Matisse, invité par Signac, y passe l'été 1904 aux côtés de Cross. Le petit port lui inspire sa première composition décorative, Luxe, calme et volupté. Il enrichit considérablement la gamme de ses couleurs, avec tout un jeu sur la dégradation des teintes et le renfort tonal des rapprochements harmoniques de complémentaires. La touche est méthodiquement disposée sans sacrifier à un usage trop scientifique. Exposée au Salon des indépendants de 1905, achetée à cette occasion par Signac, cette œuvre marque le signe d'un renouveau possible du divisionnisme en perte de vitesse. Dans un paysage côtier méditerranéen, le golfe de Saint-Tropez, vierge de toute construction, avec pour seule végétation un pin sur le bord d'une plage, Matisse a placé une série de jeunes femmes qui s'essuient lascivement à la sortie du bain. Le thème de l'âge d'or et du repos méditerranéen – jusqu'à certains détails iconographiques dans les poses et la composition générale – dialogue pêle-mêle avec Gauguin, Cross, Signac, Puvis de Chavannes et Maurice Denis. Au-delà de l'exotisme « gréco-latin », Matisse cherche déjà à concilier l'éternel conflit entre dessin et couleur. Dans une lettre envoyée à Paul Signac, en juillet 1905, il évoque la difficile recherche d'un « accord parfait entre le caractère du dessin et le caractère de la peinture ». L'adoption de la touche divisionniste est une première tentative de solution, à laquelle il va rapidement opposer le système plus synthétique des grands à-plats cernés. L'exposition ne retrace pas assez « clairement » cette quête chromatique. Des cimaises en couleur auraient facilité la tâche et surtout un éclairage plus soutenu, portant les couleurs vers plus d'incandescence.

Saint-Tropez vu par Colette

« Une certaine couleur violette, qui naît de l'Est comme une sombre aurore, nous met debout.
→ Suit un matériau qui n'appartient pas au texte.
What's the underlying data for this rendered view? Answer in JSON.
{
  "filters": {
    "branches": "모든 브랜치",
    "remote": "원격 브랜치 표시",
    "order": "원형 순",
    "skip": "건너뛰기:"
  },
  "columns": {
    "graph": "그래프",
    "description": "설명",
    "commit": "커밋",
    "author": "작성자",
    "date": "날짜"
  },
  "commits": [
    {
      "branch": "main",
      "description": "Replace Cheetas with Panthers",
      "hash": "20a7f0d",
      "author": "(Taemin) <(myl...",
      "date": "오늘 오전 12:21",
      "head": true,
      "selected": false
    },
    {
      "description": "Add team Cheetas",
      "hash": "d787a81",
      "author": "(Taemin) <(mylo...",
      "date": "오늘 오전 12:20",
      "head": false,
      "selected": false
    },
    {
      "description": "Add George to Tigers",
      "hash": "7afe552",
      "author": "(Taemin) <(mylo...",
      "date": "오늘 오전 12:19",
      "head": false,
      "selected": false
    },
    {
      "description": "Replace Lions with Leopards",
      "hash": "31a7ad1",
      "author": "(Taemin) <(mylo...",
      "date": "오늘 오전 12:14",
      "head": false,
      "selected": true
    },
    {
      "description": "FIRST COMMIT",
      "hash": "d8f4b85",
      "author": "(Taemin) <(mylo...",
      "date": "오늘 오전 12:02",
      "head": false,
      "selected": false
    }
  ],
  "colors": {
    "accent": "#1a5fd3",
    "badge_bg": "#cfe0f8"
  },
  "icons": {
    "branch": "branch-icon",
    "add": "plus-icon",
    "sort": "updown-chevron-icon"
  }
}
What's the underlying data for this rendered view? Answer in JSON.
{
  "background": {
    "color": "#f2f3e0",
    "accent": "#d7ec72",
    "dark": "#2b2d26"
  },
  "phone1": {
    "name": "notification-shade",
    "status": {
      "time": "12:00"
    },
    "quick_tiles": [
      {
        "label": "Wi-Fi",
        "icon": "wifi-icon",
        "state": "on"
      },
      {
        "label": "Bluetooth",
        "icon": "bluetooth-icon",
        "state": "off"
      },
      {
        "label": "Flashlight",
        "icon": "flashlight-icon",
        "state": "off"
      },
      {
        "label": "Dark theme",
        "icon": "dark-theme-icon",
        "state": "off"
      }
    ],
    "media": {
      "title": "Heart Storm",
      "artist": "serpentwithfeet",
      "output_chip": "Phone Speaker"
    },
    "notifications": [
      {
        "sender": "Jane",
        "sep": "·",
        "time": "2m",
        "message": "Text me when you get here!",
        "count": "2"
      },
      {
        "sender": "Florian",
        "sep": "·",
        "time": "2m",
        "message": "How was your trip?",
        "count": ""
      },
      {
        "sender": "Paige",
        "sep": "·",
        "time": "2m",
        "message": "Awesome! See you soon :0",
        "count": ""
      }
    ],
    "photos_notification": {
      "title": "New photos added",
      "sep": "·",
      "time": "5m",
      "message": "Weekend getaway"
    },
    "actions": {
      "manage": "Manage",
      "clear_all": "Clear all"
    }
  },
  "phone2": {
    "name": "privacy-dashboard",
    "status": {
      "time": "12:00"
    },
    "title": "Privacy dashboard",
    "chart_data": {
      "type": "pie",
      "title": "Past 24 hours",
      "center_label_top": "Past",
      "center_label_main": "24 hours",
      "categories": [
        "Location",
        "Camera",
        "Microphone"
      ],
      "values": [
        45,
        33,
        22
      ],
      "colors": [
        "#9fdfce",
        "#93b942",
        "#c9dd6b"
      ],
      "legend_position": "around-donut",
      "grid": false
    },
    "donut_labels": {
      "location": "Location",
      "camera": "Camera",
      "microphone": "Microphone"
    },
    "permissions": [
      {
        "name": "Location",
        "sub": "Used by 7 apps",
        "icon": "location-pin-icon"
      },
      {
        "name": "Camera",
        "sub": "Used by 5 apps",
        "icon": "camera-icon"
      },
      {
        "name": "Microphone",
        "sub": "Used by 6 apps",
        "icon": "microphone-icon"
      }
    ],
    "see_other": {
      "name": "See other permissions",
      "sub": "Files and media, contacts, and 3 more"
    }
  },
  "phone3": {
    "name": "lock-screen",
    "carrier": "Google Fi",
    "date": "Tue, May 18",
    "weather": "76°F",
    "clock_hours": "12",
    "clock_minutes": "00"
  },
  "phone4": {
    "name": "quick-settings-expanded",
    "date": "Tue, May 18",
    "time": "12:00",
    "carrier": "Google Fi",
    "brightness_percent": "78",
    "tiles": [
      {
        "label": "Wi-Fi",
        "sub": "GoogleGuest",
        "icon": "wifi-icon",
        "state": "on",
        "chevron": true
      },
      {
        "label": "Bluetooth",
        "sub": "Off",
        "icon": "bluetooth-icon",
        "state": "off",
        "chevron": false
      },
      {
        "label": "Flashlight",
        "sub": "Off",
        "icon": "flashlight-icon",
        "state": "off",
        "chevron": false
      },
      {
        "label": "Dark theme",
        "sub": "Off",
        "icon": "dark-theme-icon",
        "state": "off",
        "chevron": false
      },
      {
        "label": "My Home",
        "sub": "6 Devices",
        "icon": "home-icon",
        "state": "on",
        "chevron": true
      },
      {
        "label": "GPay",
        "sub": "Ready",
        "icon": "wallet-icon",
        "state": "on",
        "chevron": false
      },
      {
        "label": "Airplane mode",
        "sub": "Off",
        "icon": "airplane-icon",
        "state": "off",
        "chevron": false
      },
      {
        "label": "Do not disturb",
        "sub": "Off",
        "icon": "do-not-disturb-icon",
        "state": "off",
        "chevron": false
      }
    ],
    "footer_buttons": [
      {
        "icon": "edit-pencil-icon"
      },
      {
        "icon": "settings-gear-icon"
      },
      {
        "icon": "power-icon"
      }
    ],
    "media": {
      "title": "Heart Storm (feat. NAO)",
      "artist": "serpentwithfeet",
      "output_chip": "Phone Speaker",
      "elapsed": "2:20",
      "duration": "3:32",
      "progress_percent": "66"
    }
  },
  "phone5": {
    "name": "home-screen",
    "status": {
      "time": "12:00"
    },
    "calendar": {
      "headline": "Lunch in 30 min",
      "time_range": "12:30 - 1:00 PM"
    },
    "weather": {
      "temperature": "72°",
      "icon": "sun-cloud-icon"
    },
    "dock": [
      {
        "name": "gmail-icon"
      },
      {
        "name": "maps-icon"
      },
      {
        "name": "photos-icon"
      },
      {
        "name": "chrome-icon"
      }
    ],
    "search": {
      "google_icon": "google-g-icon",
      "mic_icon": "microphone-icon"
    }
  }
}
Ce violet impossible à peindre, insinué entre le jour et la chaude nuit, met fin quotidiennement à la fête méridionale. Il se mêle dans la mer au soufre vert du couchant, il y maîtrise et éteint le cuivre liquide et rouge, il pousse hors de la plage, en troupeaux, les enfants d'acajou mouillé et les jeunes filles nues, qui frissonnent pour la première fois de la journée. Une ombre inhospitalière creuse les seuils, et les œuvres de l'homme s'attristent. Les façades pergolas, à créneaux, à belvédères, à péristyle, ne sont plus que des jouets chancelants. »

« Midi sévère » (texte sur Saint-Tropez), repris dans Prisons et paradis, éditions Ferenczi, Paris, 1932.

L'idéologie de l'identité latine et le « nouveau classicisme »

Le second grand reproche que nous ferons à cette exposition est sa volonté trop délibérée d'esquiver les enjeux idéologiques de cette passion pour la Méditerranée, comme si, seul, l'hédonisme de la lumière avait pu attirer les peintres. C'est bien sûr, on l'a vu, le cas des grands peintres de la modernité ; c'est beaucoup moins le cas des autres figures que nous donne à découvrir l'exposition. L'exemple de la sculpture classique de Maillol, Méditerranée, est à ce titre tout à fait instructif. La Méditerranée de Maillol est présentée au Salon d'automne de 1905, près de la fameuse « cage aux fauves » qui réunit les toiles bigarrées de Matisse, Derain et Vlaminck. L'œuvre est alors intitulée sobrement Femme, puis, quelques années plus tard, baptisée Pensée et Pensée latine avant de prendre, au cours des années 1930, un nom plus allégorique, Méditerranée. Très sobre dans son modelé, elle va devenir l'emblème avant-coureur d'un « nouveau classicisme », où le thème méditerranéen est pensé comme une opposition latine à la liberté romantique du Nord. L'œuvre de Maillol répond en effet à un contexte idéologique bien précis qu'il aurait été utile de rappeler dans cette exposition, à moins de n'interpréter les œuvres que sous le signe d'une mythologie méditerranéenne sans contenu. La revendication de l'héritage gréco-latin en France traverse l'ensemble du xixe siècle. Elle connaît cependant, au passage du siècle, un regain d'intérêt dans le sud de la France avec les mouvements régionalistes, au rang desquels le courant mené par le poète grec d'expression française Jean Moréas et son « École romane », chargée de retrouver dans le patrimoine linguistique régional les racines culturelles latines et d'assurer, dans un « commun idéal de romanité », l'unité du midi de l'Europe.